Adalah Andhini Miranda, praktisi hidup minim sampah, yang gaya hidup ramah lingkungannya amat menginspirasi. Dalam Webinar #SustainabilityDay 2020 "Kolaborasi dan Aksi untuk Masa Depan Berkelanjutan” yang digagas Unilever Indonesia Foundation belum lama ini, ia berbagi pengalaman serta pandangan mengenai pilihannya mengadopsi pola-pola keberlanjutan.
( )
Andhini berkisah, pertama kali "tercebur" untuk menerapkan gaya hidup ramah lingkungan adalah ketika mengandung anaknya, delapan tahun lalu. Seperti ibu hamil kebanyakan, sebelum persalinan, Andhini pun menyempatkan diri melakukan persiapan untuk memenuhi kebutuhan bayi yang baru lahir, salah satunya popok. Hanya, di tengah persiapan itu, ia justru menemukan sebuah tulisan yang menggugah rasa pedulinya.
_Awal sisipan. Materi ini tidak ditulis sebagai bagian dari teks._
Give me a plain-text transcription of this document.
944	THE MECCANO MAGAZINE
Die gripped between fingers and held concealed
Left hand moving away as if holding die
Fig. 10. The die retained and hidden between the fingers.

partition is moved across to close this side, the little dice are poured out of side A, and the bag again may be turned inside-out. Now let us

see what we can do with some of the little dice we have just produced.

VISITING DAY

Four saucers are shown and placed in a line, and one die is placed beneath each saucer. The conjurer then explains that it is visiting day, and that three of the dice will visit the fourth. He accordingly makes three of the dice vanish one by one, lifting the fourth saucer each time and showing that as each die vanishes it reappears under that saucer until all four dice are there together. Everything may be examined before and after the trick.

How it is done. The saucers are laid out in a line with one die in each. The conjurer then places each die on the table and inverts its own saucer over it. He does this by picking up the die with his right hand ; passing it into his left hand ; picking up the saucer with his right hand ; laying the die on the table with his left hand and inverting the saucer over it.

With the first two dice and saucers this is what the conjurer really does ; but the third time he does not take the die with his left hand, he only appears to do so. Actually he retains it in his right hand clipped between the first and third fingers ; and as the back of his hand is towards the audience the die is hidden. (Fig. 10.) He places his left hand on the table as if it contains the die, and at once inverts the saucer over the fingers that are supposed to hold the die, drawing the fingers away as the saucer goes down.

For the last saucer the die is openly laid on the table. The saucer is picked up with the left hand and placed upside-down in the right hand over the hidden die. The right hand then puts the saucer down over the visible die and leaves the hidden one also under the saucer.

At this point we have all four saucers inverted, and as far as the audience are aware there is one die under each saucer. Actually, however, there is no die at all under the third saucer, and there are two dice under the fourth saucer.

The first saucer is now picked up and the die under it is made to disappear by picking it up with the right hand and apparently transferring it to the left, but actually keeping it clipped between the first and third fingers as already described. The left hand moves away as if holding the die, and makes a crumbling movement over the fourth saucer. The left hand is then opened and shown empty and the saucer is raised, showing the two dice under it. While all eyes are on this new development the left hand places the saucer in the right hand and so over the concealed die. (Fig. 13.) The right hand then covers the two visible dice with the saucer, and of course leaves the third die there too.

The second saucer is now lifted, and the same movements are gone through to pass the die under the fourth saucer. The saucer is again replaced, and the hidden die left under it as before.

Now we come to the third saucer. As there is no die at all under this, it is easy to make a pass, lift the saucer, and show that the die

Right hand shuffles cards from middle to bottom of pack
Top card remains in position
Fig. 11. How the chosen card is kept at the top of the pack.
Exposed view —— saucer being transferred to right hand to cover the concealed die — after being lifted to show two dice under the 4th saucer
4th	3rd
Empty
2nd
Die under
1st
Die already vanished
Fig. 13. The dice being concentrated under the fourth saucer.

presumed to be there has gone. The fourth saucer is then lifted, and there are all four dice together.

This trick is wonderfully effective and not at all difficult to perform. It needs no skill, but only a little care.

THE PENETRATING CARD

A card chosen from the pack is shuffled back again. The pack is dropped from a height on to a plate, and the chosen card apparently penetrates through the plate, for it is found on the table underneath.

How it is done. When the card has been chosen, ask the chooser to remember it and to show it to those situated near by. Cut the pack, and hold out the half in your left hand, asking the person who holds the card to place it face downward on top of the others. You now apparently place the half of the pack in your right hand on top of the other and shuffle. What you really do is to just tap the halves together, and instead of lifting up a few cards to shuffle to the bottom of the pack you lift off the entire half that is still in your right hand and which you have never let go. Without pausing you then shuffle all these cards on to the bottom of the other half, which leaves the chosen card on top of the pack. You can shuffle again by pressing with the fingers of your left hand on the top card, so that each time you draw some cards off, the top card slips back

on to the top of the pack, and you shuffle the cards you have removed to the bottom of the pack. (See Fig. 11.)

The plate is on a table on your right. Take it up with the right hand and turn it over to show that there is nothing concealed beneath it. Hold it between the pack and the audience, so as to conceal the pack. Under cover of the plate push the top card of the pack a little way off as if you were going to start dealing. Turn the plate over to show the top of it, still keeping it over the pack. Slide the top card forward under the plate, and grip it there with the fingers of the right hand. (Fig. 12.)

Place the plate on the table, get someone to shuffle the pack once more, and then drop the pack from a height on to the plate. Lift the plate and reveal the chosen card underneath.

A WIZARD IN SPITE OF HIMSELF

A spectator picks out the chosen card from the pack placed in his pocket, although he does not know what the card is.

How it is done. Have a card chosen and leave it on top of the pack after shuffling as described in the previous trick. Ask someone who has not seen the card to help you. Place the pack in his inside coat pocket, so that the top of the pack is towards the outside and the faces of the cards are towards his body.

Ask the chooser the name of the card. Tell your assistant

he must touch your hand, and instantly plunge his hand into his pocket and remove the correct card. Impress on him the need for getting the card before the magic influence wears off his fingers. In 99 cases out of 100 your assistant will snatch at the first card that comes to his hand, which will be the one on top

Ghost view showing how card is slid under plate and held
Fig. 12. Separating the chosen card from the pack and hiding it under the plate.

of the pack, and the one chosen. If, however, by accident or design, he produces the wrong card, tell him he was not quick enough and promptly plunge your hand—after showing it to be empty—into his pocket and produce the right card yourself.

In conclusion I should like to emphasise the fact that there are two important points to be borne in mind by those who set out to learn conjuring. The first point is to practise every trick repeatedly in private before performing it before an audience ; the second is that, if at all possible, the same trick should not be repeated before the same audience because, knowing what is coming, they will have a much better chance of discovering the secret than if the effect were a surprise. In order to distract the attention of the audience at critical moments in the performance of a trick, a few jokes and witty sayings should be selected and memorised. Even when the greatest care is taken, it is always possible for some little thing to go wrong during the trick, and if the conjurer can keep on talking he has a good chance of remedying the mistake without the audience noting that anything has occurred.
"Tahun 2012 saat hamil, saya menemukan artikel tentang popok sekali pakai. Di situ dikatakan bahwa jenis popok ini mustahil terurai karena di dalamnya mengandung plastik untuk menahan bocor kotoran bayi. Mustahil juga didaur ulang karena di situ ada residu dari kotoran bayi tersebut," kata Andhini.
Ibu satu anak ini lantas menghitung jumlah popok yang kemungkinan dibutuhkan bayinya kelak. Dari hasil risetnya, Andhini menemukan angka rata-rata kebutuhan popok pada bayi.
"Menurut hasil riset saya, dalam sehari bayi memerlukan empat popok. Tandanya akan ada 120 sampah popok sekali pakai dalam satu bulan, dan dalam setahun ada 1.440 sampah popok yang dihasilkan oleh satu bayi dari satu rumah. Coba dikalikan dengan jumlah bayi di seluruh Indonesia. Dan itu baru satu jenis sampah," beber Andhini.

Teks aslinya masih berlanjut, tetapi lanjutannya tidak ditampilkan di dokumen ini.